C’est le plus gros volcan naissant observé depuis 1783 ! Le 10 mai 2018, Mayotte, dans l’océan Indien, est soudainement le siège d’un phénomène tellurique spectaculaire. Pendant des mois, des séismes à répétition frappent l’île. À l’été, des déplacements très importants sont enregistrés à terre. Le BRGM, le CNRS, l’ENS, l’Ifremer, l’IGN et l’IPGP lancent alors des travaux pour mieux comprendre le phénomène, aussi bien à terre qu’en mer avec une mission d’observation du fond marin et de la colonne d’eau. Résultat : en mai 2019 les chercheurs français découvrent un nouveau volcan. On parle alors d’éruption effusive, toujours active en 2021, source de séismes et de coulées régulièrement cartographiées. La surveillance du phénomène est alors organisée autour du REVOSIMA, le réseau de surveillance volcanologique et sismologique de Mayotte.

Situé à 50 kilomètres des terres, à quelque 3 500 mètres de profondeur, le volcan est un mastodonte sous-marin haut de 800 mètres sur quatre kilomètres de diamètre. L’île, quant à elle, qui fait seulement 376 km2 a glissé vers l’est jusqu’à 25 cm et s’est enfoncée jusqu’à 19 cm par un phénomène remarquable de vidange d’une grande chambre magmatique profonde (environ 6,5 km3 de lave ont été éruptés). Le volcan, appelé par des Mahorais « Le monstre imaginaire » (Bagug) ou « Le roi des mers » (Mfaloumle Wa Bahari), bien qu’encore non officiellement baptisé, pourrait présenter une menace pour l’île. 

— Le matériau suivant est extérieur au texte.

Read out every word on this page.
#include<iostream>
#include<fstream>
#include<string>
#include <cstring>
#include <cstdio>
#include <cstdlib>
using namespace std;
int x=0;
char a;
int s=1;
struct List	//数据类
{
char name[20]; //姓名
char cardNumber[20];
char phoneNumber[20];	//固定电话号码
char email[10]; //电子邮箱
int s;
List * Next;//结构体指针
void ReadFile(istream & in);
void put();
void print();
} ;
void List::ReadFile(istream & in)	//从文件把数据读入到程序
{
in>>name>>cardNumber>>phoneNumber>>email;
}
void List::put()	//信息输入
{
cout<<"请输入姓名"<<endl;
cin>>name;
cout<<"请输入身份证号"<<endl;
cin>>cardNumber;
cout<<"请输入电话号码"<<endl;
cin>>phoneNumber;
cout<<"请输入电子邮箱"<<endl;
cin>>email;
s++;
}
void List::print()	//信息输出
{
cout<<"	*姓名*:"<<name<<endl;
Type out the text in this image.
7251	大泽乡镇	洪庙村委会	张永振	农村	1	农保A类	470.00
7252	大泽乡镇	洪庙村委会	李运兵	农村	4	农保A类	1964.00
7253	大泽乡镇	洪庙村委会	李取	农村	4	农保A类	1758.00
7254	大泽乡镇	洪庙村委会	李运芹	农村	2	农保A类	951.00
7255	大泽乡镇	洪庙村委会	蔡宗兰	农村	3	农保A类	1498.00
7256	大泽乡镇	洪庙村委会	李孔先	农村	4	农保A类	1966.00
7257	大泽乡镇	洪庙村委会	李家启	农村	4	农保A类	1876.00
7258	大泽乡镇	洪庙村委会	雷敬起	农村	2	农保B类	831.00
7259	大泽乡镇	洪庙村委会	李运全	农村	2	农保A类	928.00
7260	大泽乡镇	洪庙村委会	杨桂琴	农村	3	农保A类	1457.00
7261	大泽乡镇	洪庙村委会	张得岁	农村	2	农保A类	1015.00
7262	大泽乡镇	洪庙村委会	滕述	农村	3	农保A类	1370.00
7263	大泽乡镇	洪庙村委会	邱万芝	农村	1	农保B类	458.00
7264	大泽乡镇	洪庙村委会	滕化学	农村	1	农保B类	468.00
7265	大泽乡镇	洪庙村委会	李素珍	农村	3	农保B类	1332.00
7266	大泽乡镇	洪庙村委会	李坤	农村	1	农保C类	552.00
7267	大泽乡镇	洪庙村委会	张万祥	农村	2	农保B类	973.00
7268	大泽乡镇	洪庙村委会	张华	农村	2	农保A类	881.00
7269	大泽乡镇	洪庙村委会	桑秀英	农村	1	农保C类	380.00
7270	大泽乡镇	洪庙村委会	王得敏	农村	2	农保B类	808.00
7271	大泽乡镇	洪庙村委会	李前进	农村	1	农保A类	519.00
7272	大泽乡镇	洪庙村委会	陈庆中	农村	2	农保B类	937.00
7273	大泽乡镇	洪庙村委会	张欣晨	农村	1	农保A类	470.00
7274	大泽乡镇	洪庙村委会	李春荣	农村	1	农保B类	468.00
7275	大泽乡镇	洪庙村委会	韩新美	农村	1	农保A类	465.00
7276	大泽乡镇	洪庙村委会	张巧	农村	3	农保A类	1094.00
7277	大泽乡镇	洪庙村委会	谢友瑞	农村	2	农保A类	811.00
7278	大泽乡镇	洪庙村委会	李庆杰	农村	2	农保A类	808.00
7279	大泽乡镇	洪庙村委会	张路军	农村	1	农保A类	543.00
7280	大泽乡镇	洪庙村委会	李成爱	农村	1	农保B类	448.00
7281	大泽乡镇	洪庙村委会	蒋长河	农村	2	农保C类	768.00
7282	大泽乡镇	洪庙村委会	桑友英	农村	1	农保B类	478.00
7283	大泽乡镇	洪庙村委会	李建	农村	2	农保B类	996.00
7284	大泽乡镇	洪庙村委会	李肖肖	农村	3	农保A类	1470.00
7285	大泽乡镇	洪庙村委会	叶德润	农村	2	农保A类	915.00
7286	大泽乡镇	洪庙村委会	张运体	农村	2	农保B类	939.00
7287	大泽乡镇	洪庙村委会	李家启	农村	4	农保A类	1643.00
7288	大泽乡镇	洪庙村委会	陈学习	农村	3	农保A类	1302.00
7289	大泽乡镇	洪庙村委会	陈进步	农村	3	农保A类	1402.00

La DGPR, Direction générale de la prévention des risques du ministère de la Transition écologique, a alors chargé le BRGM d’une étude pour estimer les impacts de tsunamis potentiels sur l’île.

Modélisation d’un scénario de tsunami à Mayotte en cours de propagation.

Modélisation d’un scénario de tsunami à Mayotte en cours de propagation : la couleur est liée à l’amplitude de la surélévation du plan d’eau et les flèches noires représentent la vitesse de l’eau en certains points peu profonds.

© BRGM

Mieux estimer l’aléa tsunami

Il s’agissait de réaliser, à partir de modélisations numériques de tsunamis, une cartographie prédictive des submersions pour mieux estimer l’aléa associé. Le projet est terminé ; il s’inscrit dans le cadre des actions mises en place en juin 2019 par quatre ministères avec la communauté scientifique autour de la surveillance du phénomène volcanique : comment mieux caractériser et affiner les sources, améliorer et cartographier les estimations d’impact.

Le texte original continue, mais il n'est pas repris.